La villanía que me enseñáis la pondré en práctica, y malo será que yo no sobrepase la instrucción que me habéis dado.
William Shakespeare
En días como hoy odio a la mañana, abrir los ojos y ver que aún está de noche y que las estrellas están acostaditas con sonrisas plácidas en su rostro.
Odio viajar en colectivo, apretado, luchando por un poco de aire y con los mugidos de los otros pasajeros de fondo.
A las zanahorias, a las lentejas, ambas conspiradoras contra el sabor y el buen gusto; a los obsecuentes, a los soberbios, a los pederastas, a los Testigos de Jehová, al tema “Soy Sabalero”, a las monarquías, a la desigualdad social, a los nazis, a los traidores, a los mentirosos (no a los que juegan al truco), al calor desenfrenado, al olor a sudor y a las almohadas duras.
Odio a los celulares que absorben la energía de la gente y a los que se dejan absorber por éstos, mientras les cae un hilo de baba de sus bocas abiertas.
Odio al viento Zonda.
A las religiones blindadas con oro y palabras que dicen que nosotros tenemos la culpa de todo.
Odio a los que no creen que la Luna sea una nave espacial que nos controla, como el experimento que somos.
A los que se ríen cuando digo que soy vegetariano y me miran como si fuese un ser digno de lástima.

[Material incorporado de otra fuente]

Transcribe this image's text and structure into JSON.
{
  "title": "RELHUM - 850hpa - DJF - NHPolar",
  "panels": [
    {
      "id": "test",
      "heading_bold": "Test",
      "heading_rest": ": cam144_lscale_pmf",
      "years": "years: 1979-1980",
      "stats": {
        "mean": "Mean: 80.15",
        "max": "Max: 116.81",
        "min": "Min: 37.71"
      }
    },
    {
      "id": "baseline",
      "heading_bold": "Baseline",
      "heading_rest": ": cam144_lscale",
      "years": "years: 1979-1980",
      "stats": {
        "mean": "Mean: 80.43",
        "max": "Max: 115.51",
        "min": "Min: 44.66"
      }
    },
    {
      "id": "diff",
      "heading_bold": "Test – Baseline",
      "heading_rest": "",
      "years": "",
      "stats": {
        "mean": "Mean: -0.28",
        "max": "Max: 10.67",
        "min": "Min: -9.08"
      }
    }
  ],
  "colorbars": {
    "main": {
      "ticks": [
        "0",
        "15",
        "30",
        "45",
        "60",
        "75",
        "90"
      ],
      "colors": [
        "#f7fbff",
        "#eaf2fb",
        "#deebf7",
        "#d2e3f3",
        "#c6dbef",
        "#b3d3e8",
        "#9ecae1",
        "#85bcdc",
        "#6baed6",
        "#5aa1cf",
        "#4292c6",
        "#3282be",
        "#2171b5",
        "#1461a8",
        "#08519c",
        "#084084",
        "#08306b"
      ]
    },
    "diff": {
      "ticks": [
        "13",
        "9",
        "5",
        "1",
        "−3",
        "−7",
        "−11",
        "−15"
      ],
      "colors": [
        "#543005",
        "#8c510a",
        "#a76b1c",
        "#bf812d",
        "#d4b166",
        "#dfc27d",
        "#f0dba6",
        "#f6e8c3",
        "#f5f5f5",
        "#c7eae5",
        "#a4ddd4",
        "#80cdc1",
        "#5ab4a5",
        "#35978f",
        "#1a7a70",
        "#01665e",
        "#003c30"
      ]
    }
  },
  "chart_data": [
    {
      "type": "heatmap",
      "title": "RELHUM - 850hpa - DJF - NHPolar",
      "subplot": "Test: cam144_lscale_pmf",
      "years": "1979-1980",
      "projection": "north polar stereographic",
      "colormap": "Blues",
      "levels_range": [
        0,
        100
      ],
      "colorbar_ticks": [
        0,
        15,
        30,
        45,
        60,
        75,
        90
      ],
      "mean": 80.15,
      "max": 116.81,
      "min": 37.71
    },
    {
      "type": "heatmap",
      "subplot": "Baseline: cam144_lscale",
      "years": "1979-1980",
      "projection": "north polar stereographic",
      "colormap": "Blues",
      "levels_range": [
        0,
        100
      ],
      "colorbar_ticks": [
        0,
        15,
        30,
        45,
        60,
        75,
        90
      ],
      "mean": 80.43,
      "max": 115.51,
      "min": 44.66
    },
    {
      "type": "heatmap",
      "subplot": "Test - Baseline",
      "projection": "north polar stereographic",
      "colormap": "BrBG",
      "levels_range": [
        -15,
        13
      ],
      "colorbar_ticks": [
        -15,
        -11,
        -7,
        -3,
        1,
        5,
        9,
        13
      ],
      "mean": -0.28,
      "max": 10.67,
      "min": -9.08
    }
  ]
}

A los que maltratan animales.
Odio a las bebidas alcohólicas y su quimérica elevación a niveles ambrosíacos.
A Palito Ortega.
Odio al tiempo y al tópico de que todo pasado fue mejor.
Odio a las palabras que no conozco, pero cuando sé de ellas me hago amigo incondicional de forma inmediata.
Odio a los drugos, en cierta forma porque en algún momento lo fui.
Al sonido de las baterías desafinadas, que suenan a tacho.
Que me muerdan los labios en un beso.
A las noches sin vos y sin voz.
A los fideos blancos sin queso, no así a los ñoquis.
Odio a los que odian, nos odiamos sin concesiones, sin razones y sin pausa.